Overestimating Our Innocence in Afghanistan
Note: Derrick Crowe is the Afghanistan blog fellow for Brave New Foundation / The Seminal. Learn how the war in Afghanistan undermines U.S. security: watch Rethink Afghanistan (Part Six), & visit http://rethinkafghanistan.com/blog.
The Center for American Progress (CAP) published a piece on just war criteria and the war in Afghanistan (we’ll come back to this, don’t worry) that paraphrased Reinhold Niebuhr, President Obama’s favorite theologian, on American self-image and action on the international stage:
One of the biggest problems of American foreign policy, Niebuhr contended, is that Americans are tempted to overreach, to overestimate the innocence of our own power, and thus also overestimate its possible effectiveness.
This made me think of Malalai Joya. The former member of the Afghan parliament wants the U.S. out of her country post-haste [h/t Tina Rife]:
They [occupying forces] say if troops leave, the Taliban will eat us. But they are supporting the Taliban today, supporting warlords. Both of them are eating us. To fight against one enemy is easier than two. We are between two enemies [the occupiers and the extremists].
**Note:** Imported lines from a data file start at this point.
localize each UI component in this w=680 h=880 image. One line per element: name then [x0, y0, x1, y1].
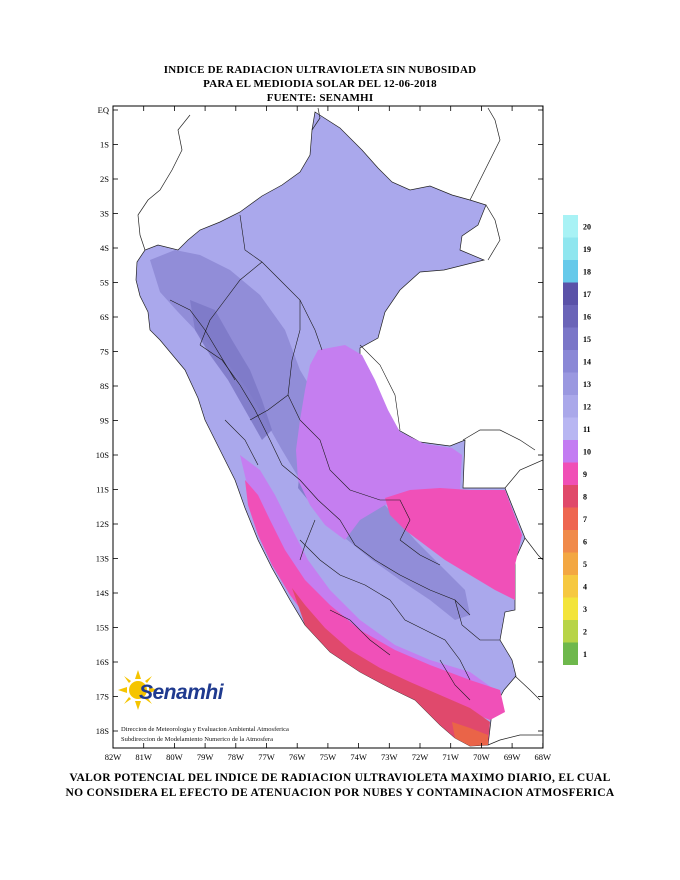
andes-uv-14-patches [190, 300, 345, 535]
credit-line-2: Subdireccion de Modelamiento Numerico de… [121, 736, 273, 743]
logo-wordmark: Senamhi [139, 681, 224, 704]
lat-label: 10S [96, 450, 110, 460]
legend-swatch [563, 530, 578, 553]
lon-label: 80W [166, 752, 183, 762]
credit-line-1: Direccion de Meteorologia y Evaluacion A… [121, 726, 289, 733]
lat-label: 5S [100, 278, 109, 288]
legend-label: 11 [583, 425, 591, 434]
legend-label: 8 [583, 492, 587, 501]
legend-swatch [563, 485, 578, 508]
legend-swatch [563, 440, 578, 463]
legend-label: 12 [583, 402, 591, 411]
lat-label: 15S [96, 623, 110, 633]
legend-label: 4 [583, 582, 587, 591]
legend-label: 1 [583, 650, 587, 659]
lat-label: 18S [96, 726, 110, 736]
lat-label: 1S [100, 140, 109, 150]
legend-swatch [563, 282, 578, 305]
legend-label: 15 [583, 335, 591, 344]
legend-swatch [563, 642, 578, 665]
legend-swatch [563, 237, 578, 260]
legend-swatch [563, 552, 578, 575]
lat-label: 4S [100, 243, 109, 253]
legend-swatch [563, 372, 578, 395]
lat-label: 13S [96, 554, 110, 564]
legend-label: 19 [583, 245, 591, 254]
longitude-axis: 82W 81W 80W 79W 78W 77W 76W 75W 74W 73W 72W 71W 70W 6… [105, 106, 551, 762]
legend-swatch [563, 575, 578, 598]
legend-label: 9 [583, 470, 587, 479]
legend-label: 14 [583, 357, 591, 366]
lon-label: 70W [473, 752, 490, 762]
legend-label: 3 [583, 605, 587, 614]
lat-label: 3S [100, 209, 109, 219]
legend-label: 13 [583, 380, 591, 389]
legend-label: 2 [583, 627, 587, 636]
lat-label: EQ [98, 105, 109, 115]
uv-color-scale: 20 19 18 17 16 15 14 13 12 11 10 9 8 7 6 5 4 3 2 1 [563, 215, 591, 665]
legend-label: 7 [583, 515, 587, 524]
legend-swatch [563, 597, 578, 620]
legend-swatch [563, 395, 578, 418]
lon-label: 69W [504, 752, 521, 762]
neighbour-borders [137, 107, 543, 746]
lat-label: 11S [96, 485, 109, 495]
legend-label: 16 [583, 312, 591, 321]
lon-label: 73W [381, 752, 398, 762]
legend-label: 18 [583, 267, 591, 276]
legend-label: 10 [583, 447, 591, 456]
lon-label: 68W [535, 752, 552, 762]
legend-swatch [563, 417, 578, 440]
legend-swatch [563, 215, 578, 238]
latitude-axis: EQ 1S 2S 3S 4S 5S 6S 7S 8S 9S 10S 11S 12S 13S 14S 15S 16… [96, 105, 543, 736]
footer-note-line-1: VALOR POTENCIAL DEL INDICE DE RADIACION … [69, 772, 611, 784]
legend-swatch [563, 507, 578, 530]
lon-label: 78W [228, 752, 245, 762]
map-title: INDICE DE RADIACION ULTRAVIOLETA SIN NUB… [163, 64, 477, 76]
footer-note-line-2: NO CONSIDERA EL EFECTO DE ATENUACION POR… [65, 787, 615, 799]
lat-label: 12S [96, 519, 110, 529]
senamhi-logo [118, 668, 238, 718]
legend-swatch [563, 305, 578, 328]
legend-swatch [563, 327, 578, 350]
uv-10-region [240, 345, 495, 705]
lon-label: 81W [135, 752, 152, 762]
lat-label: 6S [100, 312, 109, 322]
department-boundaries [169, 214, 500, 701]
legend-swatch [563, 620, 578, 643]
lat-label: 14S [96, 588, 110, 598]
legend-label: 6 [583, 537, 587, 546]
legend-swatch [563, 462, 578, 485]
uv-9-region [245, 480, 522, 720]
lon-label: 79W [197, 752, 214, 762]
map-subtitle-date: PARA EL MEDIODIA SOLAR DEL 12-06-2018 [203, 78, 437, 90]
lat-label: 17S [96, 692, 110, 702]
lon-label: 72W [412, 752, 429, 762]
lat-label: 2S [100, 174, 109, 184]
legend-label: 5 [583, 560, 587, 569]
lon-label: 76W [289, 752, 306, 762]
sun-icon [118, 670, 158, 710]
lat-label: 16S [96, 657, 110, 667]
lon-label: 74W [350, 752, 367, 762]
lat-label: 9S [100, 416, 109, 426]
lon-label: 75W [320, 752, 337, 762]
lat-label: 8S [100, 381, 109, 391]
legend-label: 17 [583, 290, 591, 299]
lat-label: 7S [100, 347, 109, 357]
lon-label: 82W [105, 752, 122, 762]
lon-label: 77W [258, 752, 275, 762]
legend-swatch [563, 260, 578, 283]
legend-label: 20 [583, 222, 591, 231]
map-source: FUENTE: SENAMHI [266, 92, 374, 104]
uv-8-region [292, 588, 490, 746]
legend-swatch [563, 350, 578, 373]
lon-label: 71W [442, 752, 459, 762]
uv-7-region [452, 722, 488, 746]
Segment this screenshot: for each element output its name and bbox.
This extreme skepticism of (or even contempt of) the idea that the U.S. military can be a good actor in that country often does not compute with American policymakers. For those that badly want to help, they can’t understand the way Joya wants to bat away their hand. For all my disagreements with Niebuhr on issues of war and peace, I would recommend that the “We Just Want to Help” crowd take a moment to reflect on CAP’s paraphrase of Niebuhr’s thought on just war. Neither we nor the people we try to help can afford continued American overreach and overestimation of the innocence of our exercise of power.